I'm drinking early times at a fridays on wednesday night. This entire bar is going to see my dick by last call.
I knew we were gonna fuck after she told me she's seen that Porno before
Defiantly just threw away our yearly bottle collection in front of the campus tour. The school should pay me for recruitment
I'm standing outside of the bar watching homeless men teach a kid how to pee of the sidewalk.
Restaurants Roasting People Who Gave Them Negative Yelp Reviews (25 Pics)
I mean it's my life so what if i want to drink Molson from my sparkly shoes and not regret anything
Haha you were definitely messed up. Let me know if you need anything
Could really use a time machine and a higher self esteem, in that order
Captain America stopped by our tailgate. He ate a taco.
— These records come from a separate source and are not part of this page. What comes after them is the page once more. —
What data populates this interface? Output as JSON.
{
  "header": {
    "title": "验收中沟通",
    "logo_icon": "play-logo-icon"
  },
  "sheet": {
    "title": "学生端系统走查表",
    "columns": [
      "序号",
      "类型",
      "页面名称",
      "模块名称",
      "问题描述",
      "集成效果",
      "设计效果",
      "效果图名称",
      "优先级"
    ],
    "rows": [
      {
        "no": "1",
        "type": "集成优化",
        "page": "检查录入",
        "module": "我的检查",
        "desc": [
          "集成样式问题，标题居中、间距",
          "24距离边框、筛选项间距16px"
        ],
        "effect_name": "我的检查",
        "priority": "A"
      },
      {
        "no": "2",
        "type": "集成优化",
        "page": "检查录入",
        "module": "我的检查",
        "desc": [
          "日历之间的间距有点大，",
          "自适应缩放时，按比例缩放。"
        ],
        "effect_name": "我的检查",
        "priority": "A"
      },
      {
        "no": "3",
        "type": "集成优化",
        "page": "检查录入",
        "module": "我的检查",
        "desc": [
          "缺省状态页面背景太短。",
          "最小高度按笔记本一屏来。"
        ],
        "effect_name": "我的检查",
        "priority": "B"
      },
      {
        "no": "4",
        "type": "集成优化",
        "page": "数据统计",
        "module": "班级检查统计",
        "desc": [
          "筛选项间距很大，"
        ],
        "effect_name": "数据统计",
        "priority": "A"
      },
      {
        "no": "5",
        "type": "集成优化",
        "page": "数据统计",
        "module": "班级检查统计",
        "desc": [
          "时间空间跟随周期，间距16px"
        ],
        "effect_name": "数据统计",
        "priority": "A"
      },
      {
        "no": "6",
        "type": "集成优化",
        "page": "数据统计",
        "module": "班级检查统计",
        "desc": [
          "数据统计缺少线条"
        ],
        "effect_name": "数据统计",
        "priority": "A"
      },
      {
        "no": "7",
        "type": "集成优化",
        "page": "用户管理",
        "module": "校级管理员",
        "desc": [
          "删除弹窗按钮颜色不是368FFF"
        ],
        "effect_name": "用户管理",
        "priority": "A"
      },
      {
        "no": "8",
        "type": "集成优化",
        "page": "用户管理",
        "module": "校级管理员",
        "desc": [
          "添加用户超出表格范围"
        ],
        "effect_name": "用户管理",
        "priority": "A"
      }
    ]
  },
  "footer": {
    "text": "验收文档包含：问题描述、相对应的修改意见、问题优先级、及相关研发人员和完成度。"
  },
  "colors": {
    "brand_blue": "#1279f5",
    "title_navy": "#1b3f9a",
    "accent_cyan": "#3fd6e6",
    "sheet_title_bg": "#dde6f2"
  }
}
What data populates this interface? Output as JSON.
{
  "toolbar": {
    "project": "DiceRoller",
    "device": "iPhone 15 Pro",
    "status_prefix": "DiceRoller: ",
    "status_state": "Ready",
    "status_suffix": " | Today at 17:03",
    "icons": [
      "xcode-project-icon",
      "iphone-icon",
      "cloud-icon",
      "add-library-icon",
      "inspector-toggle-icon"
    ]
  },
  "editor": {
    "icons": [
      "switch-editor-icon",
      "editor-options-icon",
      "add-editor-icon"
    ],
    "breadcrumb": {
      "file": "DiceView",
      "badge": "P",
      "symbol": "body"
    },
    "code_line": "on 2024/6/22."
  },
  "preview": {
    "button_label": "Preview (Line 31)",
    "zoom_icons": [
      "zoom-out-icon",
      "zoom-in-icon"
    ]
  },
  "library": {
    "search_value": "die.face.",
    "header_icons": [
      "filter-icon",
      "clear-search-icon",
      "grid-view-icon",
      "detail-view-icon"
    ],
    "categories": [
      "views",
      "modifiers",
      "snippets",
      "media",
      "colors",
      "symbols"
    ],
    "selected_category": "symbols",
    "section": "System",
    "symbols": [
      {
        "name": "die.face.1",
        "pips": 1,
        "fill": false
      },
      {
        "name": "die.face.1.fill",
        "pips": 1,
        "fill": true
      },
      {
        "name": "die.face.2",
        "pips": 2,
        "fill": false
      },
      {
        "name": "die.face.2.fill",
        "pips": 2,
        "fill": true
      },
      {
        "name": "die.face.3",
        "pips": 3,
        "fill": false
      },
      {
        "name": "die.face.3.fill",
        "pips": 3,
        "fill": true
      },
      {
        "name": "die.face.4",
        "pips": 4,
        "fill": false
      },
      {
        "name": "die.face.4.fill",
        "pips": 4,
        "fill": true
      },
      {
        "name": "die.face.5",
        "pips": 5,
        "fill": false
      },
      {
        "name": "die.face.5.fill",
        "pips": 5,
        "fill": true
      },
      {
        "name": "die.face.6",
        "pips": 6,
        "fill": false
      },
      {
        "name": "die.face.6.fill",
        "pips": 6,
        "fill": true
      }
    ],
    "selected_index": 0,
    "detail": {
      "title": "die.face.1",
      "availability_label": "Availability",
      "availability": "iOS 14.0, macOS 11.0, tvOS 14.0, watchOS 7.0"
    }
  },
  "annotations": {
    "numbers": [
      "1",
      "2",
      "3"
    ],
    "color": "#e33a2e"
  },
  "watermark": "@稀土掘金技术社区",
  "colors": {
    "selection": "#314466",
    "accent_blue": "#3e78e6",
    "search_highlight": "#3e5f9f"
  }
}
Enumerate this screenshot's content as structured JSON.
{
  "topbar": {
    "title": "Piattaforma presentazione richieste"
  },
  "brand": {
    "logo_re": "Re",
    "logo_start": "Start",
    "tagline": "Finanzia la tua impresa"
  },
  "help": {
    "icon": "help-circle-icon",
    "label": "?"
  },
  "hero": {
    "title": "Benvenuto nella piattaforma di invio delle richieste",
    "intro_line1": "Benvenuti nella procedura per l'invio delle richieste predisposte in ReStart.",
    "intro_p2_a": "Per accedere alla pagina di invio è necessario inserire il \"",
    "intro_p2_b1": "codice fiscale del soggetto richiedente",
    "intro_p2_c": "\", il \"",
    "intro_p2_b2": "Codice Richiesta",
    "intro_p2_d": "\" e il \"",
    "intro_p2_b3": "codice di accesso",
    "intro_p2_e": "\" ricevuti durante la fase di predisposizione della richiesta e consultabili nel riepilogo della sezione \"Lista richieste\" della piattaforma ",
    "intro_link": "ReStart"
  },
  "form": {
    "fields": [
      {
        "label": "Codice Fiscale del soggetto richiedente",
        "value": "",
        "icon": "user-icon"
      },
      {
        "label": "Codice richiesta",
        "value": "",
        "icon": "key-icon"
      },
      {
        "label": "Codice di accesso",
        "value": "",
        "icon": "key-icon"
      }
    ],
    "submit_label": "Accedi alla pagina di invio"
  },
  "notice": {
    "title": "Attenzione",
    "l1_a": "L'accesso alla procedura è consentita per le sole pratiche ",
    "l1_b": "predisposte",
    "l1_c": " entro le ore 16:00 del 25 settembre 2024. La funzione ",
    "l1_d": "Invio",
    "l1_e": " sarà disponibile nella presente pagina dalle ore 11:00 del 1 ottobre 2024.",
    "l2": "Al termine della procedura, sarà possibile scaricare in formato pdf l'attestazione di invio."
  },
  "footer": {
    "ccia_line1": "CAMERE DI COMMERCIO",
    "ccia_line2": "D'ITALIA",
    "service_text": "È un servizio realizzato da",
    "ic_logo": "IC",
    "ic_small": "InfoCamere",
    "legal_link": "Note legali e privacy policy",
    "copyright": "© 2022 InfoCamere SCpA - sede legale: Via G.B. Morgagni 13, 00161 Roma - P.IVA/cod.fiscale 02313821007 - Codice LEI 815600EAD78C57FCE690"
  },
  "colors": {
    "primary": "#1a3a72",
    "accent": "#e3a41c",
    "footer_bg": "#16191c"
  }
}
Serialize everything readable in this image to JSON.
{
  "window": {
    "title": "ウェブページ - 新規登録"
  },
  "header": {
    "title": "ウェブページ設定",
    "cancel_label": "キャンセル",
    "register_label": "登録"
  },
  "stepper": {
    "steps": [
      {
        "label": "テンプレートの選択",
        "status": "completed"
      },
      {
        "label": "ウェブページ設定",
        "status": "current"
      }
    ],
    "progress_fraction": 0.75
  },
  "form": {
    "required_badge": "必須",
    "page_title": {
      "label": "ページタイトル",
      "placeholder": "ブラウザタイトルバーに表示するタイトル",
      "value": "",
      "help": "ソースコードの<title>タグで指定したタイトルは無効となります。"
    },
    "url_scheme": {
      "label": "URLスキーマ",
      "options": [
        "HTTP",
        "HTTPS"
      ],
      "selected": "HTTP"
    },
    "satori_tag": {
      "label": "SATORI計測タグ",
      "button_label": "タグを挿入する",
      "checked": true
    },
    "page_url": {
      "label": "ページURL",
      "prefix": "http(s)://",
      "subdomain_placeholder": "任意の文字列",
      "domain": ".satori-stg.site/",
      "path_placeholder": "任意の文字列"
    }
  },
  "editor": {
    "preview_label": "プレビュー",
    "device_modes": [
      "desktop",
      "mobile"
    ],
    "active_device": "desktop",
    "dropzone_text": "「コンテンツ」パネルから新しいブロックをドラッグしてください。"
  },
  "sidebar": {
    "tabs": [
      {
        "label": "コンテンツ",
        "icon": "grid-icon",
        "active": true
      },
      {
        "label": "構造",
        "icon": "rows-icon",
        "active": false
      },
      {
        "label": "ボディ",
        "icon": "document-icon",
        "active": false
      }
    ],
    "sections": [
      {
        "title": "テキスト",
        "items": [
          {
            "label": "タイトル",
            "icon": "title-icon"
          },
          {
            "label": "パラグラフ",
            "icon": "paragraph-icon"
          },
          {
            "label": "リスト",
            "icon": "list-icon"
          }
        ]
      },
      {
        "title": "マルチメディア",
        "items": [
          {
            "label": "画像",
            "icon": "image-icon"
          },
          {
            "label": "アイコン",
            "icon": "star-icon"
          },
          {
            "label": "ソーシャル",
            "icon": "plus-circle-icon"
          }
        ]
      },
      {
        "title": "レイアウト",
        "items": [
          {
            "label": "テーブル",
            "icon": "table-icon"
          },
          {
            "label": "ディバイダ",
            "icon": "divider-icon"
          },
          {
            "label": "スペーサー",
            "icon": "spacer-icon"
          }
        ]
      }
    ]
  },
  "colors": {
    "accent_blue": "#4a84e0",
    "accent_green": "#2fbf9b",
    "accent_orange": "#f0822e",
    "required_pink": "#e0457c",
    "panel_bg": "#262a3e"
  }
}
When a best friend shows up on a tricycle with a case a beer and goes "get on loser" you get on, because there is a magical adventure afoot
Yes but funny for a 45 year old hell bent on reliving her college days by giving body shots and hand jobs. Not necessarily in that order
Woman Posts Harassing DMs From Creep Online, Now He’s Upset Because People Told His Mom
Are you in a good mood because I stuffed you with enchiladas, ice cream, penis, and cuddles last night?
My diet fell off the wagon when I began texting the pizza delivery guy my location on frat row.
Dude I had sex with her and she STILL thinks I'm gay. I don't know what else to do.
I couldnt face her after that wonderful, terrible blowjob. Made a rope out of towels and climbed out her bathroom window.
i love discovering the tokens of our drunkenness from the night before. it's like easter egg hunting. today: smashed pizza rolls in the sink.
It was some weird herd predator-evasion instinct. All 15 of us took off running in different directions, and the two cops just stood there, perplexed. They had no idea who to chase.